I just read about the first joke in recorded history. Really – from around 1900 BC, inscribed on a Sumerian tablet:
‘Something which has never occurred since time immemorial: A young woman did not fart in her husband’s lap.’
Not suggesting that it is funny… 🙂
CLAUDIA FARTS IN BED!!!
Meh.
The English even make farts BORING!
I am aghast at this type of content.
And then there are sharts which are even funnier except for the guy with the load in his shorts who let it out. Does joey shart when he drops a deuce in his skivvies?
One word – dairy….
Was in an elevator alone with a young woman and she gassed the thing out. I gave her the stare and then broke out laughing. She just grinned.
Your voice has changed, but your breath’s still the same.
If you let out enough gas, ladies, you can cinch-up your belt like we guys do.
For hours of gut splitting fun, watch Gilstrap TV Wet Fart Pranks on Youtube. The reaction of the women is priceless.
@ Huron And then you married her??
“Speak again, O toothless one!”
I was actually the first man who ever farted …
Nothing gets me harder quicker than the aroma of a wet fart!
Read the Miller’s Tale in Chaucer’s Canterbury Tales (unabridged).
Funny stuff.
My father called it his Norweigian love call.

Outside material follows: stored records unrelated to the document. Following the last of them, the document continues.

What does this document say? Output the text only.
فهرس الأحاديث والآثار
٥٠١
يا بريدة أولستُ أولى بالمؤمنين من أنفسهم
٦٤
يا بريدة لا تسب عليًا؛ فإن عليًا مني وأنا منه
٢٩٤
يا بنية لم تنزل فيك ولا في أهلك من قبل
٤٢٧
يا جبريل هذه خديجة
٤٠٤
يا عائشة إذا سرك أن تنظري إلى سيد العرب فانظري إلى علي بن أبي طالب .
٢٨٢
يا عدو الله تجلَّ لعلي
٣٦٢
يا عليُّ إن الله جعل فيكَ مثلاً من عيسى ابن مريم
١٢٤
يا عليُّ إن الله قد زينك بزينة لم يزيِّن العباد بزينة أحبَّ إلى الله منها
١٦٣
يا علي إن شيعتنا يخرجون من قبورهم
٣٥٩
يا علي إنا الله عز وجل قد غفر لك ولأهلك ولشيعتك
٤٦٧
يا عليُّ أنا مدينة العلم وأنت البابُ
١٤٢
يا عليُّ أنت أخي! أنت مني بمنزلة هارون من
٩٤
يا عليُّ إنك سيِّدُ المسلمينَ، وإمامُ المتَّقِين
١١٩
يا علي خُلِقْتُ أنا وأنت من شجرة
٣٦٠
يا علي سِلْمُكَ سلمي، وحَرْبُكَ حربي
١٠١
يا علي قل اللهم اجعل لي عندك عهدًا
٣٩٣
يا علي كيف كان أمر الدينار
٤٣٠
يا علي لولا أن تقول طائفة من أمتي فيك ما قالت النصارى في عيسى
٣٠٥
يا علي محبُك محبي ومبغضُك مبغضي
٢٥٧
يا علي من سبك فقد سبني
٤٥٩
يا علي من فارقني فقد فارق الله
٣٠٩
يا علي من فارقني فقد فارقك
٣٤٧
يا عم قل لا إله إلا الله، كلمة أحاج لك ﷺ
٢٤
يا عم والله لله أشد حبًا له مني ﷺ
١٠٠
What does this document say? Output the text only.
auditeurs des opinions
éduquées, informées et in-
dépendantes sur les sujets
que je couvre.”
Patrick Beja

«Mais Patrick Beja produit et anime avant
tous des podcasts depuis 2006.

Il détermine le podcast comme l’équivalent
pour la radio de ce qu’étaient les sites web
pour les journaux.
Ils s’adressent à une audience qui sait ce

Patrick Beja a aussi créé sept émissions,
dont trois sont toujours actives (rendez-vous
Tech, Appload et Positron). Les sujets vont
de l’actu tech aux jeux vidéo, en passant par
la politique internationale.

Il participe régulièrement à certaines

A long time ago I wuz told that women don’t swear, belch or fart, so to let out the pressure, they bitch!
Later on I found out they can multitask!
I’ve said it before… Fart jokes are how to separate the trans wimmen from the real women. If you can’t quite tell, tell a fart joke. If s/he laughs out loud, it’s a dude.

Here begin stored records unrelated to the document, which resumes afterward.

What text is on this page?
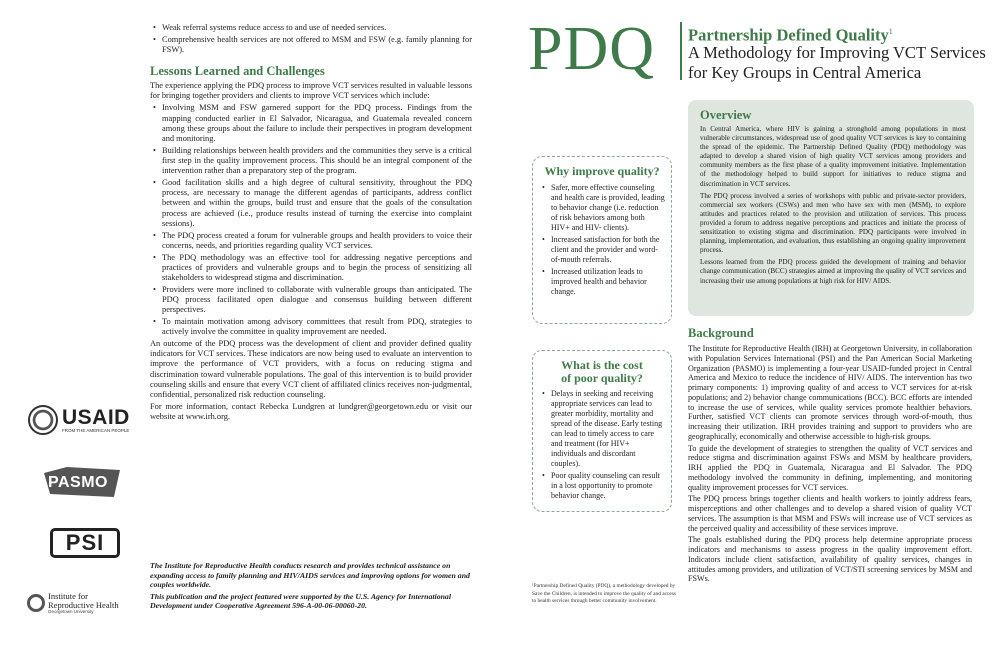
• Weak referral systems reduce access to and use of needed services.
• Comprehensive health services are not offered to MSM and FSW (e.g. family planning for FSW).
Lessons Learned and Challenges

The experience applying the PDQ process to improve VCT services resulted in valuable lessons for bringing together providers and clients to improve VCT services which include:

• Involving MSM and FSW garnered support for the PDQ process. Findings from the mapping conducted earlier in El Salvador, Nicaragua, and Guatemala revealed concern among these groups about the failure to include their perspectives in program development and monitoring.
• Building relationships between health providers and the communities they serve is a critical first step in the quality improvement process. This should be an integral component of the intervention rather than a preparatory step of the program.
• Good facilitation skills and a high degree of cultural sensitivity, throughout the PDQ process, are necessary to manage the different agendas of participants, address conflict between and within the groups, build trust and ensure that the goals of the consultation process are achieved (i.e., produce results instead of turning the exercise into complaint sessions).
• The PDQ process created a forum for vulnerable groups and health providers to voice their concerns, needs, and priorities regarding quality VCT services.
• The PDQ methodology was an effective tool for addressing negative perceptions and practices of providers and vulnerable groups and to begin the process of sensitizing all stakeholders to widespread stigma and discrimination.
• Providers were more inclined to collaborate with vulnerable groups than anticipated. The PDQ process facilitated open dialogue and consensus building between different perspectives.
• To maintain motivation among advisory committees that result from PDQ, strategies to actively involve the committee in quality improvement are needed.

An outcome of the PDQ process was the development of client and provider defined quality indicators for VCT services. These indicators are now being used to evaluate an intervention to improve the performance of VCT providers, with a focus on reducing stigma and discrimination toward vulnerable populations. The goal of this intervention is to build provider counseling skills and ensure that every VCT client of affiliated clinics receives non-judgmental, confidential, personalized risk reduction counseling.

For more information, contact Rebecka Lundgren at lundgrer@georgetown.edu or visit our website at www.irh.org.

USAID
FROM THE AMERICAN PEOPLE
PASMO
PSI
Institute for
Reproductive Health
Georgetown University

The Institute for Reproductive Health conducts research and provides technical assistance on expanding access to family planning and HIV/AIDS services and improving options for women and couples worldwide.

This publication and the project featured were supported by the U.S. Agency for International Development under Cooperative Agreement 596-A-00-06-00060-20.

PDQ Partnership Defined Quality$^1$
A Methodology for Improving VCT Services
for Key Groups in Central America
Why improve quality?
• Safer, more effective counseling and health care is provided, leading to behavior change (i.e. reduction of risk behaviors among both HIV+ and HIV- clients).
• Increased satisfaction for both the client and the provider and word-of-mouth referrals.
• Increased utilization leads to improved health and behavior change.
What is the cost
of poor quality?
• Delays in seeking and receiving appropriate services can lead to greater morbidity, mortality and spread of the disease. Early testing can lead to timely access to care and treatment (for HIV+ individuals and discordant couples).
• Poor quality counseling can result in a lost opportunity to promote behavior change.
¹Partnership Defined Quality (PDQ), a methodology developed by Save the Children, is intended to improve the quality of and access to health services through better community involvement.
Overview

In Central America, where HIV is gaining a stronghold among populations in most vulnerable circumstances, widespread use of good quality VCT services is key to containing the spread of the epidemic. The Partnership Defined Quality (PDQ) methodology was adapted to develop a shared vision of high quality VCT services among providers and community members as the first phase of a quality improvement initiative. Implementation of the methodology helped to build support for initiatives to reduce stigma and discrimination in VCT services.

The PDQ process involved a series of workshops with public and private-sector providers, commercial sex workers (CSWs) and men who have sex with men (MSM), to explore attitudes and practices related to the provision and utilization of services. This process provided a forum to address negative perceptions and practices and initiate the process of sensitization to existing stigma and discrimination. PDQ participants were involved in planning, implementation, and evaluation, thus establishing an ongoing quality improvement process.

Lessons learned from the PDQ process guided the development of training and behavior change communication (BCC) strategies aimed at improving the quality of VCT services and increasing their use among populations at high risk for HIV/ AIDS.

Background

The Institute for Reproductive Health (IRH) at Georgetown University, in collaboration with Population Services International (PSI) and the Pan American Social Marketing Organization (PASMO) is implementing a four-year USAID-funded project in Central America and Mexico to reduce the incidence of HIV/ AIDS. The intervention has two primary components: 1) improving quality of and access to VCT services for at-risk populations; and 2) behavior change communications (BCC). BCC efforts are intended to increase the use of services, while quality services promote healthier behaviors. Further, satisfied VCT clients can promote services through word-of-mouth, thus increasing their utilization. IRH provides training and support to providers who are geographically, economically and otherwise accessible to high-risk groups.

To guide the development of strategies to strengthen the quality of VCT services and reduce stigma and discrimination against FSWs and MSM by healthcare providers, IRH applied the PDQ in Guatemala, Nicaragua and El Salvador. The PDQ methodology involved the community in defining, implementing, and monitoring quality improvement processes for VCT services.

The PDQ process brings together clients and health workers to jointly address fears, misperceptions and other challenges and to develop a shared vision of quality VCT services. The assumption is that MSM and FSWs will increase use of VCT services as the perceived quality and accessibility of these services improve.

The goals established during the PDQ process help determine appropriate process indicators and mechanisms to assess progress in the quality improvement effort. Indicators include client satisfaction, availability of quality services, changes in attitudes among providers, and utilization of VCT/STI screening services by MSM and FSWs.
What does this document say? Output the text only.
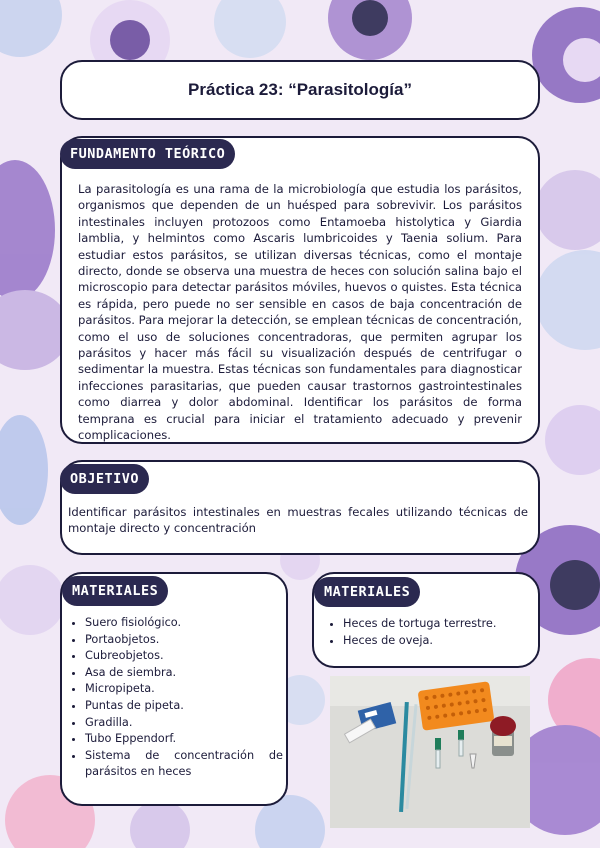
Práctica 23: “Parasitología”
FUNDAMENTO TEÓRICO
La parasitología es una rama de la microbiología que estudia los parásitos, organismos que dependen de un huésped para sobrevivir. Los parásitos intestinales incluyen protozoos como Entamoeba histolytica y Giardia lamblia, y helmintos como Ascaris lumbricoides y Taenia solium. Para estudiar estos parásitos, se utilizan diversas técnicas, como el montaje directo, donde se observa una muestra de heces con solución salina bajo el microscopio para detectar parásitos móviles, huevos o quistes. Esta técnica es rápida, pero puede no ser sensible en casos de baja concentración de parásitos. Para mejorar la detección, se emplean técnicas de concentración, como el uso de soluciones concentradoras, que permiten agrupar los parásitos y hacer más fácil su visualización después de centrifugar o sedimentar la muestra. Estas técnicas son fundamentales para diagnosticar infecciones parasitarias, que pueden causar trastornos gastrointestinales como diarrea y dolor abdominal. Identificar los parásitos de forma temprana es crucial para iniciar el tratamiento adecuado y prevenir complicaciones.
OBJETIVO
Identificar parásitos intestinales en muestras fecales utilizando técnicas de montaje directo y concentración
MATERIALES
• Suero fisiológico.
• Portaobjetos.
• Cubreobjetos.
• Asa de siembra.
• Micropipeta.
• Puntas de pipeta.
• Gradilla.
• Tubo Eppendorf.
• Sistema de concentración de parásitos en heces
MATERIALES
• Heces de tortuga terrestre.
• Heces de oveja.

Real women poot perfume and we might actually think your fart jokes are funny but we’ll never laugh out loud at them because it encourages you to tell more –which you will do at exactly the wrong time in precisely the wrong company.
We used to call them barking spiders. A stoner friend of mine back in the 70’s thought that was the funniest thing that he ever heard. Why do farts smell? So deaf people can enjoy them too.

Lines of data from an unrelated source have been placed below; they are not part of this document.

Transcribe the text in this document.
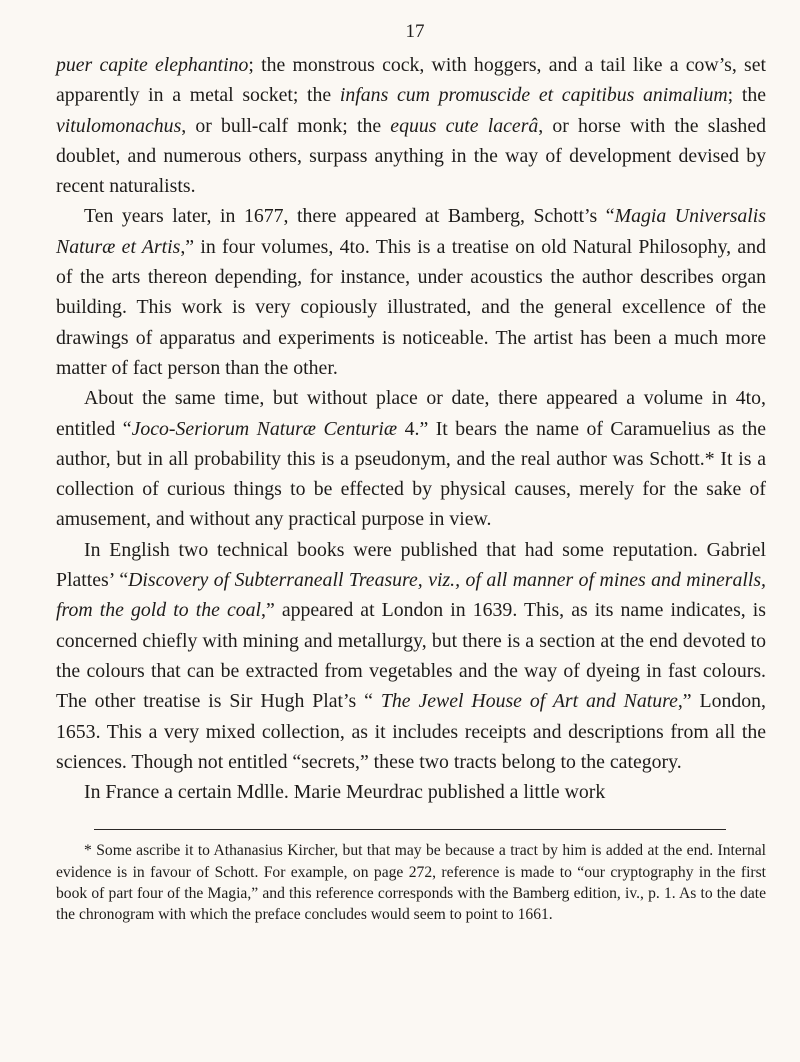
17

puer capite elephantino; the monstrous cock, with hoggers, and a tail like a cow’s, set apparently in a metal socket; the infans cum promuscide et capitibus animalium; the vitulomonachus, or bull-calf monk; the equus cute lacerâ, or horse with the slashed doublet, and numerous others, surpass anything in the way of development devised by recent naturalists.

Ten years later, in 1677, there appeared at Bamberg, Schott’s “Magia Universalis Naturæ et Artis,” in four volumes, 4to. This is a treatise on old Natural Philosophy, and of the arts thereon depending, for instance, under acoustics the author describes organ building. This work is very copiously illustrated, and the general excellence of the drawings of apparatus and experiments is noticeable. The artist has been a much more matter of fact person than the other.

About the same time, but without place or date, there appeared a volume in 4to, entitled “Joco-Seriorum Naturæ Centuriæ 4.” It bears the name of Caramuelius as the author, but in all probability this is a pseudonym, and the real author was Schott.* It is a collection of curious things to be effected by physical causes, merely for the sake of amusement, and without any practical purpose in view.

In English two technical books were published that had some reputation. Gabriel Plattes’ “Discovery of Subterraneall Treasure, viz., of all manner of mines and mineralls, from the gold to the coal,” appeared at London in 1639. This, as its name indicates, is concerned chiefly with mining and metallurgy, but there is a section at the end devoted to the colours that can be extracted from vegetables and the way of dyeing in fast colours. The other treatise is Sir Hugh Plat’s “ The Jewel House of Art and Nature,” London, 1653. This a very mixed collection, as it includes receipts and descriptions from all the sciences. Though not entitled “secrets,” these two tracts belong to the category.

In France a certain Mdlle. Marie Meurdrac published a little work

* Some ascribe it to Athanasius Kircher, but that may be because a tract by him is added at the end. Internal evidence is in favour of Schott. For example, on page 272, reference is made to “our cryptography in the first book of part four of the Magia,” and this reference corresponds with the Bamberg edition, iv., p. 1. As to the date the chronogram with which the preface concludes would seem to point to 1661.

How gay men can find the virgins.
I am gassed at this type of content.
first lesson of turning 50: never trust a fart
when you are over 50, you got your one cheek sneak, the particle fart, the particle fart with a side of gravy, the trombone, the foghorn and the turtle burp.
I remember when Rush talked about farding as a gag on his radio program years ago. Farding is the act of applying makeup to one’s face and people who were listening thought he said farting. It was one of Rush’s best gags and hilarious moments on the radio ever. I miss Rush, Bo Snerdley, needs to get Mark Steyn to be Rush’s permanent replacement, please make it so.
I can never make it through a funeral without a potential fit of giggles.
When the officiant gets to the part where they say..”From ashes, to ashes. From dust, to dust”, I am reminded of a “poem” my mom used to say
“From ashes to ashes.
From dust to dust.
If it wasn’t for my rectum, my belly would bust.”
More room out than in, so let ‘er rip.
@ MissInMi MARCH 7, 2023 AT 12:12 PM
VERY unhealthy to keep it in all the time. But I understand the not trusting them part. I like to think I can tell them apart.
Mostly I’m correct. I often regret if I’ve taken anything resembling a laxative. (Chinese dieter’s tea, magnesium, etc.)